Bugün ülke genelinde halkın perişanlığı yüzünden akıyor. Aldığı ücret ve kazandığı para ile, geçimini sağlayamaz, giderleri karşılayamaz duruma düştü. Tepedekiler bol keseden laf üretiyor ama, kira faturalar gelire yetmiyor.
Özellikle 60 ve 65 yaş üzeri olan halk katmanı ve işçi emekli esnaf, tam bir bataklığa saplandı. Zaten bir de hastaysa vah haline. Çünkü hiçbir devlet hastanesinden randevu alamıyor ya da doktor yok. Artısı çok ilaç bulunmuyor.

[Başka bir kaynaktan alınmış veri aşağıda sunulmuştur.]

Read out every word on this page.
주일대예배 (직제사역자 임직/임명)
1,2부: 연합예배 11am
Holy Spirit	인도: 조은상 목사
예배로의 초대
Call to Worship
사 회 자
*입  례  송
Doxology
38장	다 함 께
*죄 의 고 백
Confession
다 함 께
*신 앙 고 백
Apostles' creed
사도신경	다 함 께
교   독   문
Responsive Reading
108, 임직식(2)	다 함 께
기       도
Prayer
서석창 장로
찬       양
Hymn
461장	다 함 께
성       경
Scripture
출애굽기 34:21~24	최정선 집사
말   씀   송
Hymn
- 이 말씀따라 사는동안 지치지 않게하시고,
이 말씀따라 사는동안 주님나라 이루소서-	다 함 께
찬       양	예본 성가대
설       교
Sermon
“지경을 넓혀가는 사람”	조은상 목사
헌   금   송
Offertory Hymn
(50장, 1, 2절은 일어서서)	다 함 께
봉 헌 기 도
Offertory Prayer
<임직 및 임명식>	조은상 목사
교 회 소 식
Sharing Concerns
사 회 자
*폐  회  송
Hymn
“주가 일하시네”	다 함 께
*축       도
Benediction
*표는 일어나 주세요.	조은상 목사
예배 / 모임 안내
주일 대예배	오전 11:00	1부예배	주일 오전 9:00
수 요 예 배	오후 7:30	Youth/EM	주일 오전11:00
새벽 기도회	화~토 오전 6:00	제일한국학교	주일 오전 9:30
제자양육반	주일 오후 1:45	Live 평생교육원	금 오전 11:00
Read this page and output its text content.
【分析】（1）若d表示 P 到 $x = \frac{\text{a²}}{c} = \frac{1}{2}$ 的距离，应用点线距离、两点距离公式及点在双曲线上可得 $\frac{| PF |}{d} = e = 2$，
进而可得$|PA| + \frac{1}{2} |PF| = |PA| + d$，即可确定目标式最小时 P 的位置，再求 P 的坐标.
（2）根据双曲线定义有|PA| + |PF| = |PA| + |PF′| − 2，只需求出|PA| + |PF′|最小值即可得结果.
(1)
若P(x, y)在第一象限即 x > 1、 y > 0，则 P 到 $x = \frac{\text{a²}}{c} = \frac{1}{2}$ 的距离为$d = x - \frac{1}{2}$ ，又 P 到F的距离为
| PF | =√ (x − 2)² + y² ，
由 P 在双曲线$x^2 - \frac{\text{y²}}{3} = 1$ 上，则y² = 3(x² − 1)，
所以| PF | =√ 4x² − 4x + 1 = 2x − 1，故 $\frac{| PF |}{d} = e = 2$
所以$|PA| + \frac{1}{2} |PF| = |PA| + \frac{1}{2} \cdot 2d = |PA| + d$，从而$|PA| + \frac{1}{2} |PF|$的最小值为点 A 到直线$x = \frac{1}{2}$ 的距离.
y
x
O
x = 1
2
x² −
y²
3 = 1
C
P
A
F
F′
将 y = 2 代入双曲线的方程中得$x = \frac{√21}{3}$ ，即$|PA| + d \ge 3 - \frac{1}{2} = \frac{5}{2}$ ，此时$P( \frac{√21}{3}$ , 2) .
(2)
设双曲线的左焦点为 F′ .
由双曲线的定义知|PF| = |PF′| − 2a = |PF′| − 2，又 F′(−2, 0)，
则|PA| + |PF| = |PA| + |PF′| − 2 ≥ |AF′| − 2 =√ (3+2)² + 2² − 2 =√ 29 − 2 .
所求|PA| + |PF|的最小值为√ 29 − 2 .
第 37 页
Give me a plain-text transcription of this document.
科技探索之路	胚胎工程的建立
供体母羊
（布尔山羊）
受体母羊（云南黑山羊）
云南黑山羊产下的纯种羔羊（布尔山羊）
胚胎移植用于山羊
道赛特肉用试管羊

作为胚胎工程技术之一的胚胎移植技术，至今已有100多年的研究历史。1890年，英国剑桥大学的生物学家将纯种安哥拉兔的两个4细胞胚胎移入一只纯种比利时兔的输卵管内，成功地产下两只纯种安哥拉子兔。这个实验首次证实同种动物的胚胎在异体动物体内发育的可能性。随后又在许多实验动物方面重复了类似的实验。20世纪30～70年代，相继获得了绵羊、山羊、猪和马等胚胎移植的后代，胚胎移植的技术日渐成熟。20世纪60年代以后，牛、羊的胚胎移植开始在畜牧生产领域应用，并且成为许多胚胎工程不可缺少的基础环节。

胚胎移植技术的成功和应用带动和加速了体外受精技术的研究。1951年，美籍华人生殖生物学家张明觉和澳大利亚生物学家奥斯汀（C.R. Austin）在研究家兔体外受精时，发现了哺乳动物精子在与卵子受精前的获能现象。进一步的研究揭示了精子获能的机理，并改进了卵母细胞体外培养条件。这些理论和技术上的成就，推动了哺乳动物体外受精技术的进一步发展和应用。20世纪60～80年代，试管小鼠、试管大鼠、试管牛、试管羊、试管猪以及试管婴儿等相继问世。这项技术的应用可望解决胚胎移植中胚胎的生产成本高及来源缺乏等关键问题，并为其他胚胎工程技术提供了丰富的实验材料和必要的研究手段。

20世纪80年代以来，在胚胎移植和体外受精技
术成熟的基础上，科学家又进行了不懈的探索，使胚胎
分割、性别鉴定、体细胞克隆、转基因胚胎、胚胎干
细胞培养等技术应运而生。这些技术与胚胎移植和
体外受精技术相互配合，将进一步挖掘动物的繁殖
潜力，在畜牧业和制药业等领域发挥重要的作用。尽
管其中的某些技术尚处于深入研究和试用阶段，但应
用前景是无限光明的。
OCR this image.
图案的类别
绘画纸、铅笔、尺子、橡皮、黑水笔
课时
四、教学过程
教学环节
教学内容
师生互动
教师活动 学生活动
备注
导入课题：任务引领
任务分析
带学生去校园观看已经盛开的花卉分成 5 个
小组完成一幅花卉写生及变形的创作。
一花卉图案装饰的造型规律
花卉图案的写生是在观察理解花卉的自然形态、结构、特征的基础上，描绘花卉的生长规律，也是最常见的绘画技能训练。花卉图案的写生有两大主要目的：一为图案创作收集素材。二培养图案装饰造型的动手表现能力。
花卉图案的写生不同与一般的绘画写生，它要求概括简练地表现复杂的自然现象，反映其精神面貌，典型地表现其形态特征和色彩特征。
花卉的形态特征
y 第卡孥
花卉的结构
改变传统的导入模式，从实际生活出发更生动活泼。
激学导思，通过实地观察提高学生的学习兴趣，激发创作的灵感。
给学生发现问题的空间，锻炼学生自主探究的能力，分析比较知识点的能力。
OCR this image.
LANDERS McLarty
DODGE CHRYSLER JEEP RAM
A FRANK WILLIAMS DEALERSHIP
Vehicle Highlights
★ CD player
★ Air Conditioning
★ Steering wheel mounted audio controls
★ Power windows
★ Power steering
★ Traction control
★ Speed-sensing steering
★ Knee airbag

Vatandaşının durumunu görmek için halkın arasına karışmak hastaneler ile kiracılara sormak yeter. Tabi bir de halinden memnun olan bakan, vekil ve bürokratlar var pembe tablolar çizenler. Onlar için armudun üçü pınarın gözü. Hâlbuki vatandaş gıda gereksinimini alamaz durumda. Tıpkı gastronomi kenti Gaziantep diyenlerin vatandaşa her şeyi zehir zıkkım ettiği gibi.
Bir de şu an cezaevleri var ki içler acısı. Eğer arkanda iktidar ve dayın yoksa suçsuz dahi olsan hapı yuttun. Yasalar güçlüler ve iktidar ile yanlıları için işliyor. Bakın şu an cezaevlerinde 30-40 kişilik koğuşlarda 60 kişi kalıyor, devletin verdiği karavana yetişmiyor. Parası olanlar kantinlerden sipariş ediyor. Ya parası olmayanı bir düşünün. Dışarıda ve içeride mahpus hayatı yaşayan halk katmanını gördüğüm duyduğum bildiğim kadarıyla dile getirdim. Gerçekleri daha iyi görmek isteyenler araştırsın.
EY ÜLKEYİ YÖNETENLER; LAFLA PİLAV PİŞMİYOR. Eğer pişseydi ben bütün Gaziantep halkını pilava davet ederdim.
Ey vatandaş, önünde 31 Mart seçimleri var. Bu senin refahın olabilir. Biraz kafa yor yeterli.